Both providers offer access to Transcender exams, and pricewise, they're about the same (except for CBT's MCITP:EA course which is inexplicably $600 more than TS).  Offline access was really important to me, but so was having access to an entire library of training material.  As interested as I was in the TS products, their sales people just didn't impress me.  They weren't interested in modifying their packages or offering discounts unless I spent over $1300.  Even then, that would only get me a couple courses.

In the end, I decided a wide library was better than offline access.  I pulled out my credit card and signed up for the CBT Nuggets 12 month subscription.  I'm very glad I did.  I've gone through 3 SQL presentations now and have learned heaps.  It's already helped me answer some pressing work questions.

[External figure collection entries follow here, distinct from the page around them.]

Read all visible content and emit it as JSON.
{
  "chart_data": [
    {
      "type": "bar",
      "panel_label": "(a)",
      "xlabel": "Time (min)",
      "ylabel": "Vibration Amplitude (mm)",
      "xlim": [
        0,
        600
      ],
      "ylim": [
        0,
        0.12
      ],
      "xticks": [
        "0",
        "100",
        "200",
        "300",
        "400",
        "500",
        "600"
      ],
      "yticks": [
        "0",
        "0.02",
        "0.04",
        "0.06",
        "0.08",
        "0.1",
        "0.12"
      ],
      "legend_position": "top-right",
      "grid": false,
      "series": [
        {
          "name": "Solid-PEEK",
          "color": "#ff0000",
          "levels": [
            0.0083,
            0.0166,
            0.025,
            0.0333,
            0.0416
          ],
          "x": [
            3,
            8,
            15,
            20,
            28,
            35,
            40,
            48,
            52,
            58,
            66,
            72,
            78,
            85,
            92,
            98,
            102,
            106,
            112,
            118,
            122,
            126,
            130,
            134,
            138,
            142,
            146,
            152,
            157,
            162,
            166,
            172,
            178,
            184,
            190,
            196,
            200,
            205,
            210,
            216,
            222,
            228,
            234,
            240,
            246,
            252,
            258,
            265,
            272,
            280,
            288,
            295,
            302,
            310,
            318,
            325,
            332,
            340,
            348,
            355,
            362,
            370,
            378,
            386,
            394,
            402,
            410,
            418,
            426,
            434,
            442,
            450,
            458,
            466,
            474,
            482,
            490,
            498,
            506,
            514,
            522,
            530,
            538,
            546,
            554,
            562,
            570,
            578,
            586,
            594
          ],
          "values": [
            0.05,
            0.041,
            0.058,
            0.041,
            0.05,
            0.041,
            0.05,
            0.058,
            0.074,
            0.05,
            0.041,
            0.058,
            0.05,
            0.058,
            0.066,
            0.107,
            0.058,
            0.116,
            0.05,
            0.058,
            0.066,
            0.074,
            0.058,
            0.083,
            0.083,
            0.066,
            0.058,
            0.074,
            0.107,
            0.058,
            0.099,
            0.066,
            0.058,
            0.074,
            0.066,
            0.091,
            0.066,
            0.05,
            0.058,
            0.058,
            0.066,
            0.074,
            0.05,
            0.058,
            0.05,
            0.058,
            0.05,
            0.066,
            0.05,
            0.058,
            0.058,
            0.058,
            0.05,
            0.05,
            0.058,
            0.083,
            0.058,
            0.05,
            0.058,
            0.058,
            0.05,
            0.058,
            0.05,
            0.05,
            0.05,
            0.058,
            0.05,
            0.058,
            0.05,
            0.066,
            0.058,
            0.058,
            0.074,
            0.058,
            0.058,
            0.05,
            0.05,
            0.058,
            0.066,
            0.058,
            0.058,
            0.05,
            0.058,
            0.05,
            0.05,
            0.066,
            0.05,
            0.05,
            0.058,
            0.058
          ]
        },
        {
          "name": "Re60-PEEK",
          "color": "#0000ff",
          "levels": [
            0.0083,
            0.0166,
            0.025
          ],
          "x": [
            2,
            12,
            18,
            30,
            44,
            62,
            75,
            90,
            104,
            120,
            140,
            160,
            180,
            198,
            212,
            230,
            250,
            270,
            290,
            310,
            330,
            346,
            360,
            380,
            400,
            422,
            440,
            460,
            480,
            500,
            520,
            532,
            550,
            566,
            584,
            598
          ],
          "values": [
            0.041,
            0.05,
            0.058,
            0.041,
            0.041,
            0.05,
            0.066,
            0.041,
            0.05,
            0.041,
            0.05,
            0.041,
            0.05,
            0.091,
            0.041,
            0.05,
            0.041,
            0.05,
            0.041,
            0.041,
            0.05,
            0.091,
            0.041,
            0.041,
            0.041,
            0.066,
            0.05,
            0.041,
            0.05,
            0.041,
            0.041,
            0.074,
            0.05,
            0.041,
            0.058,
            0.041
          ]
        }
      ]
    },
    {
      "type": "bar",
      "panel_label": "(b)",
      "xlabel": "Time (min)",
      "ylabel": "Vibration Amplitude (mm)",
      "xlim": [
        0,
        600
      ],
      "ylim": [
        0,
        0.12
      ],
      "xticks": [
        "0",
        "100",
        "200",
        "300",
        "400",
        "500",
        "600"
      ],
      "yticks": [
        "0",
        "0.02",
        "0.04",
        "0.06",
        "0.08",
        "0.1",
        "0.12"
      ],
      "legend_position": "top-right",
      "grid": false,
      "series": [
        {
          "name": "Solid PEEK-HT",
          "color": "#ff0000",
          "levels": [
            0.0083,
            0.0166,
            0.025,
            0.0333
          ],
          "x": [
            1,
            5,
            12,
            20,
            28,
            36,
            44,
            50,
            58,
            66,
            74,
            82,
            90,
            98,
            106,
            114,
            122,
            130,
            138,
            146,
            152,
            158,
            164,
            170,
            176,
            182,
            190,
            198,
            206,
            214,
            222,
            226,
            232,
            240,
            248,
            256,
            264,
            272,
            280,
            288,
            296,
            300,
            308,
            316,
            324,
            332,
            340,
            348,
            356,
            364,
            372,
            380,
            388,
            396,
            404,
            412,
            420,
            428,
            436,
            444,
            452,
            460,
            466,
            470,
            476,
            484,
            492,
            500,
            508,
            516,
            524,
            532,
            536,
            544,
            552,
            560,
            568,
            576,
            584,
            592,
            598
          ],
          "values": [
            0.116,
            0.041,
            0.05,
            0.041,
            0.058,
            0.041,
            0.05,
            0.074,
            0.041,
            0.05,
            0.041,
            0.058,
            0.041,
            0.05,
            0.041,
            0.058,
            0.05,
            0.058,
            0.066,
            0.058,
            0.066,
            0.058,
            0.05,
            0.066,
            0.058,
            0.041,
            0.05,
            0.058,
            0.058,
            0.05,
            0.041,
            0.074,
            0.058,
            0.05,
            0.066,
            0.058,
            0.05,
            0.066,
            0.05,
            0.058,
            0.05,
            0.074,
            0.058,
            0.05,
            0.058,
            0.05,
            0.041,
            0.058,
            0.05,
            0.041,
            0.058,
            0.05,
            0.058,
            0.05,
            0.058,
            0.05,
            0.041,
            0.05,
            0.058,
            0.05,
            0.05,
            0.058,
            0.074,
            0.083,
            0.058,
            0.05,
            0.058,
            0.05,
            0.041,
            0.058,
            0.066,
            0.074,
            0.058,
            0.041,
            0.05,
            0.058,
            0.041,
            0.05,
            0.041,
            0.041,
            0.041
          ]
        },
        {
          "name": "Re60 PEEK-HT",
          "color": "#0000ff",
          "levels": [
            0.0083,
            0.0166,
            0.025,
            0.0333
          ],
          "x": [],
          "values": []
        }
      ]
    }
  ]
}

Emboldened by my experience with CBT, I started looking at Safari Books Online.  They also have a subscription model – one with limits (cheaper) and one that's unlimited access to their library for 12 months.  They're running a deal at the moment, where you can get the 12 month unlimited access deal for $399 USD.  I went for it.  Again, I'm glad I did.  They have an iPad app that lets me read their books on my iPad.  You can't read them offline using the iPad (or maybe you can, I haven't looked hard enough), but the point is you can read it on the go.  Eg if you're a commuter stuck on a train or bus or have time to kill or whatever.

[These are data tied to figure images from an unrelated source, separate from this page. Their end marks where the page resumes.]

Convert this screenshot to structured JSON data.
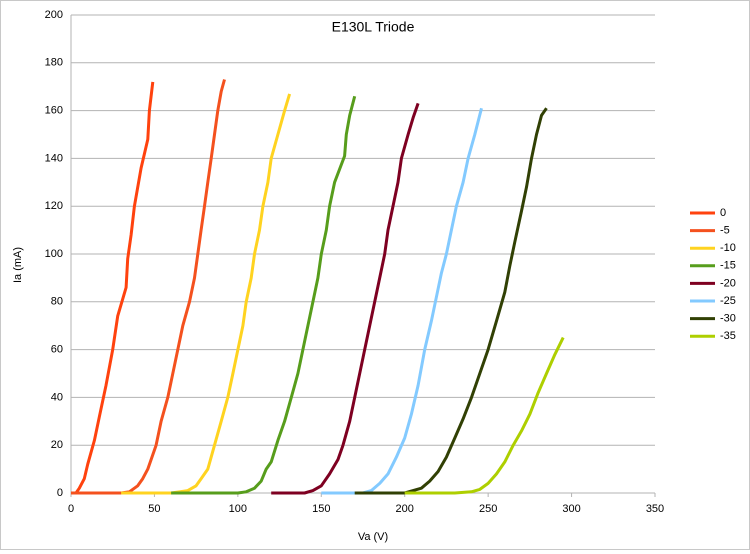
{
  "chart_data": {
    "type": "line",
    "title": "E130L Triode",
    "x_label": "Va (V)",
    "y_label": "Ia (mA)",
    "xlim": [
      0,
      350
    ],
    "xticks": [
      0,
      50,
      100,
      150,
      200,
      250,
      300,
      350
    ],
    "ylim": [
      0,
      200
    ],
    "yticks": [
      0,
      20,
      40,
      60,
      80,
      100,
      120,
      140,
      160,
      180,
      200
    ],
    "grid": true,
    "legend": "right",
    "series": [
      {
        "name": "0",
        "color": "#ff420e",
        "x": [
          3,
          5,
          8,
          10,
          14,
          17,
          21,
          25,
          28,
          33,
          34,
          36,
          38,
          42,
          46,
          47,
          49
        ],
        "values": [
          0,
          2,
          6,
          12,
          22,
          32,
          45,
          60,
          74,
          86,
          98,
          108,
          120,
          136,
          148,
          160,
          172
        ]
      },
      {
        "name": "-5",
        "color": "#f4511e",
        "x": [
          0,
          20,
          30,
          35,
          40,
          43,
          46,
          51,
          54,
          58,
          61,
          64,
          67,
          71,
          74,
          76,
          78,
          80,
          82,
          84,
          86,
          88,
          90,
          92
        ],
        "values": [
          0,
          0,
          0,
          0.5,
          3,
          6,
          10,
          20,
          30,
          40,
          50,
          60,
          70,
          80,
          90,
          100,
          110,
          120,
          130,
          140,
          150,
          160,
          168,
          173
        ]
      },
      {
        "name": "-10",
        "color": "#ffd320",
        "x": [
          30,
          50,
          60,
          65,
          70,
          75,
          78,
          82,
          86,
          90,
          94,
          97,
          100,
          103,
          105,
          108,
          110,
          113,
          115,
          118,
          120,
          124,
          128,
          131
        ],
        "values": [
          0,
          0,
          0,
          0.5,
          1,
          3,
          6,
          10,
          20,
          30,
          40,
          50,
          60,
          70,
          80,
          90,
          100,
          110,
          120,
          130,
          140,
          150,
          160,
          167
        ]
      },
      {
        "name": "-15",
        "color": "#579d1c",
        "x": [
          60,
          80,
          100,
          105,
          110,
          114,
          117,
          120,
          124,
          128,
          132,
          136,
          139,
          142,
          145,
          148,
          150,
          153,
          155,
          158,
          164,
          165,
          167,
          170
        ],
        "values": [
          0,
          0,
          0,
          0.5,
          2,
          5,
          10,
          13,
          22,
          30,
          40,
          50,
          60,
          70,
          80,
          90,
          100,
          110,
          120,
          130,
          141,
          150,
          158,
          166
        ]
      },
      {
        "name": "-20",
        "color": "#7e0021",
        "x": [
          120,
          140,
          145,
          150,
          155,
          160,
          163,
          167,
          170,
          173,
          176,
          179,
          182,
          185,
          188,
          190,
          193,
          196,
          198,
          202,
          205,
          208
        ],
        "values": [
          0,
          0,
          1,
          3,
          8,
          14,
          20,
          30,
          40,
          50,
          60,
          70,
          80,
          90,
          100,
          110,
          120,
          130,
          140,
          150,
          157,
          163
        ]
      },
      {
        "name": "-25",
        "color": "#83caff",
        "x": [
          150,
          175,
          180,
          185,
          190,
          195,
          200,
          204,
          208,
          212,
          216,
          219,
          222,
          225,
          228,
          231,
          235,
          238,
          242,
          246
        ],
        "values": [
          0,
          0,
          1,
          4,
          8,
          15,
          23,
          33,
          45,
          60,
          72,
          82,
          92,
          100,
          110,
          120,
          130,
          140,
          150,
          161
        ]
      },
      {
        "name": "-30",
        "color": "#314004",
        "x": [
          170,
          200,
          205,
          210,
          215,
          220,
          225,
          230,
          235,
          240,
          245,
          250,
          255,
          260,
          263,
          266,
          270,
          273,
          276,
          279,
          282,
          285
        ],
        "values": [
          0,
          0,
          1,
          2,
          5,
          9,
          15,
          23,
          31,
          40,
          50,
          60,
          72,
          84,
          95,
          105,
          118,
          128,
          140,
          150,
          158,
          161
        ]
      },
      {
        "name": "-35",
        "color": "#aecf00",
        "x": [
          200,
          230,
          240,
          245,
          250,
          255,
          260,
          265,
          270,
          275,
          280,
          285,
          290,
          295
        ],
        "values": [
          0,
          0,
          0.5,
          1.5,
          4,
          8,
          13,
          20,
          26,
          33,
          42,
          50,
          58,
          65
        ]
      }
    ]
  }
}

So for $2400, I have 12 months access to a large CBT library and a huge textbook library.  That's half the cost of a single face-to-face training course!  My credit card is hurting, but I'm feeling much more positive about SQL and also about my ability to improve my skills at work.  I'd better get stuck back into study now.  I don't want to waste these subscriptions!

Revisiting VMware study

I'm off work today, sick.  Many thanks to the knob at the desk across the hallway from me who came to work sick and spent the whole day yesterday coughing and sneezing into the communal air.  Did I say thank you?  Actually, no, I meant FUCK YOU.  You turd.

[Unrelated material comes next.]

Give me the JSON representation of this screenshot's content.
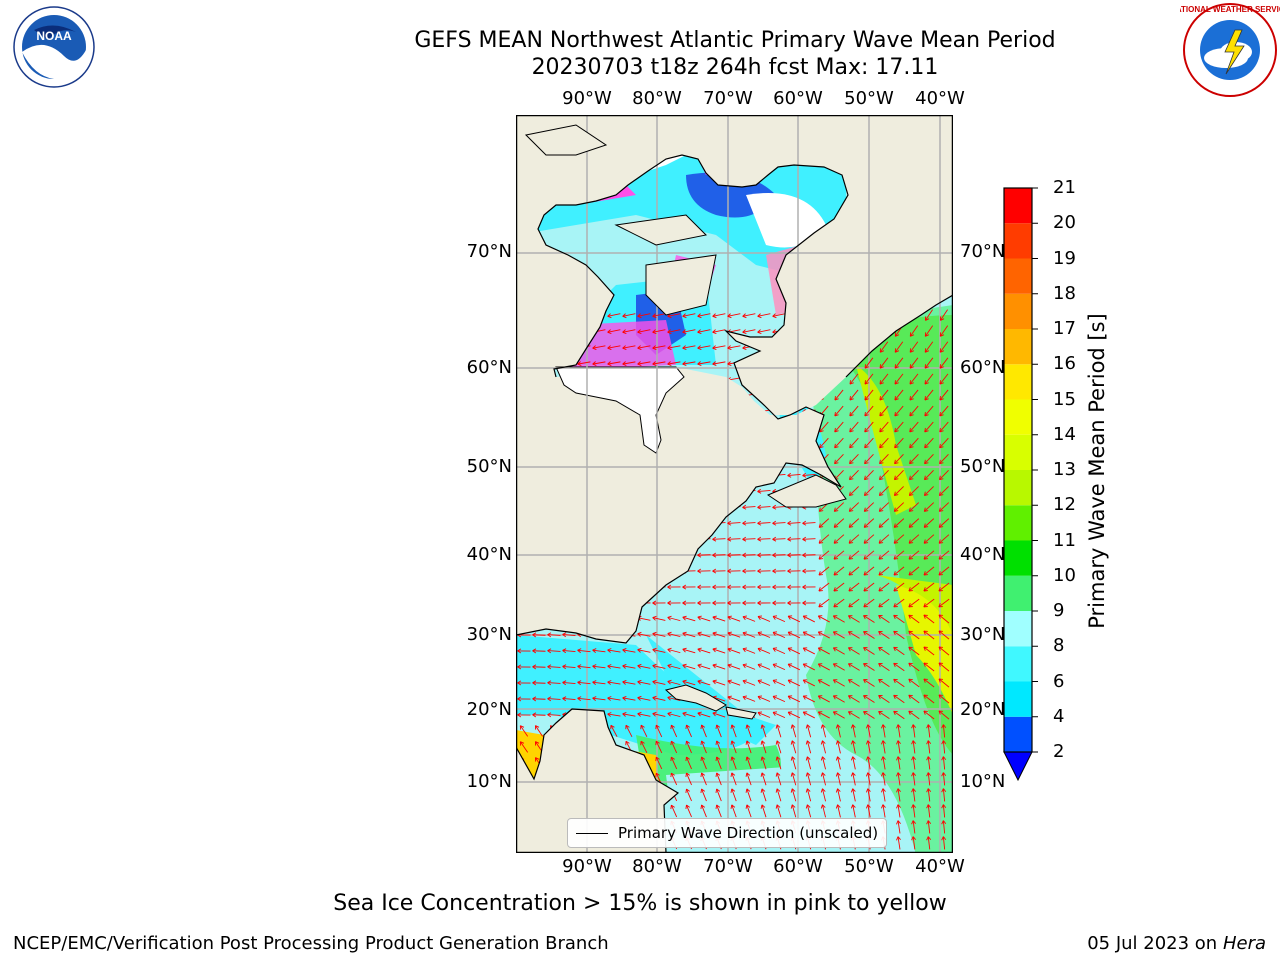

Since I am at home, and have time to myself, I thought I'd do a bit of experimentation with Veeam, a backup product for virtualised environments.  Of course, this meant resurrecting my VMware study lab, which I am ashamed to say, has sat idle for the last.. ohhh… at least six months.  Give or take another six months.  In the process of setting up Veeam, I figured I'd try to reproduce the VM environment at work.  This involves configuring a NAS device and using it as a backup target.  Hmm.  i have a VM called "FreeNAS".  Funnily enough, it runs FreeNAS.  A NAS.  That's free.  I set about configuring Active Directory integration on the device and it was playing silly-buggers, so I figure OK, what the hell.. I'll just create a new one.  I downloaded the latest version of FreeNAS, quickly configured it and configured the AD integration.  Or so I thought.  It refused to work, giving me a vague "service couldn't start" message.  Super-helpful.  So I googled, and discovered this cautionary tale, which in turn pointed to this cautionary tale.

You can guess what happened to my domain controller VM, right?  Shame on the FreeNAS GUI designers who didn't think that "hostname" could be interpreted to mean "hostname of the DC" instead of "hostname of the freenas box".  So, with my AD hosed, and not enough care factor to try to fix it, I'm recreating my AD environment too.  Bugger.